Each morning the students log in to WeatherBug Achieve. First they take online interactive lessons that teach them how to forecast the weather. The lessons include an online test. The test scores give them instant feedback - and the results are automatically emailed to Dave Fowler, their teacher.

Once the student is comfortable that they've learned how to use their new skills, they move on to forecasting the weather themselves. The students view and compare the weather at LOLMS with weather from nearby Weather Tracking Stations, using the same stations daily - learning about patterns and how to track them day by day. The students then interpret their data and put together a complete and accurate weather prediction.

While they study meteorology (a state mandated requirement) the students learn geography, science, and math, too. Students at LOLMS create weather maps using WeatherBug Achieve - maps fall under Geography. As they observe temperature changes, and how wind and water impacts our world, they are learning Science. Interpreting temperature data invokes math skills - as does comparing those figures using graphs and tables. WeatherBug Achieve focuses on the weather, but it teaches the 3 R's as well.

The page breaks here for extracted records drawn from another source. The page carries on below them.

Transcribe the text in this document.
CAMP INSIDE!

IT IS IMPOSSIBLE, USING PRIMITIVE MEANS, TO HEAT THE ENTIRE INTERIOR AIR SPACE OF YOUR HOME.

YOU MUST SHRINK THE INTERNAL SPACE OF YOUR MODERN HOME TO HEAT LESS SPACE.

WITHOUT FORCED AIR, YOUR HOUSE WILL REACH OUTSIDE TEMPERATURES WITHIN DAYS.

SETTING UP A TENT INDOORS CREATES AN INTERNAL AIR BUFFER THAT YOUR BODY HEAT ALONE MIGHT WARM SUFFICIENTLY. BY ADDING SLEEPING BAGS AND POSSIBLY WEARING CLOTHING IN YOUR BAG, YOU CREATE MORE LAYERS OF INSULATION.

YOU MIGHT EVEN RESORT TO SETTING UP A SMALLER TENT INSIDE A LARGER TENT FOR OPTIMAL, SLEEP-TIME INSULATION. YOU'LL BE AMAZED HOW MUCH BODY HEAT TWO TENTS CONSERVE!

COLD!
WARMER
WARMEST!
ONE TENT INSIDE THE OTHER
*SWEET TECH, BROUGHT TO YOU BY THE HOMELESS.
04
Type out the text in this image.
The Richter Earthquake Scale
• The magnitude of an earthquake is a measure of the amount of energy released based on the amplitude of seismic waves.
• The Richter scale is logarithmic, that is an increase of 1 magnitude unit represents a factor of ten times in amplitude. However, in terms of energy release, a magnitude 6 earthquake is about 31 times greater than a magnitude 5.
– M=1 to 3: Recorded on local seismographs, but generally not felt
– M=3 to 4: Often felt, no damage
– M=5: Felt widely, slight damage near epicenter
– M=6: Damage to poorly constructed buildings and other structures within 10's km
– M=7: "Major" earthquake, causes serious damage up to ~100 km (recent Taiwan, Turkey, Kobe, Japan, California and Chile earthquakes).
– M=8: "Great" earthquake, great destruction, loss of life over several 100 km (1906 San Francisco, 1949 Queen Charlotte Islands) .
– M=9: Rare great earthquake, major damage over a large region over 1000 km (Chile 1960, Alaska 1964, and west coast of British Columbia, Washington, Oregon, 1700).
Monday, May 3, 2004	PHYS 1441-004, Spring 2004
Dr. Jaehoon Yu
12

Sixth grader Rachel Rozanski may not appreciate the scholastic benefits, but she thinks WeatherBug Achieve is "cool." Rachel says, "We learned about barometers and learned to tell what was going to happen by watching the barometer at different times during the day."

There are many more Connecticut Middle School Standards that the WeatherBug Schools Program meets or exceeds not currently used by LOLMS. The WeatherBug Schools Program for Middle Schools also meets Connecticut standards in Astronomy, Force and Motion, Energy Sources and Transformations, and Sound and Light as well as those of Science & Technology and Meteorology used by LOLMS.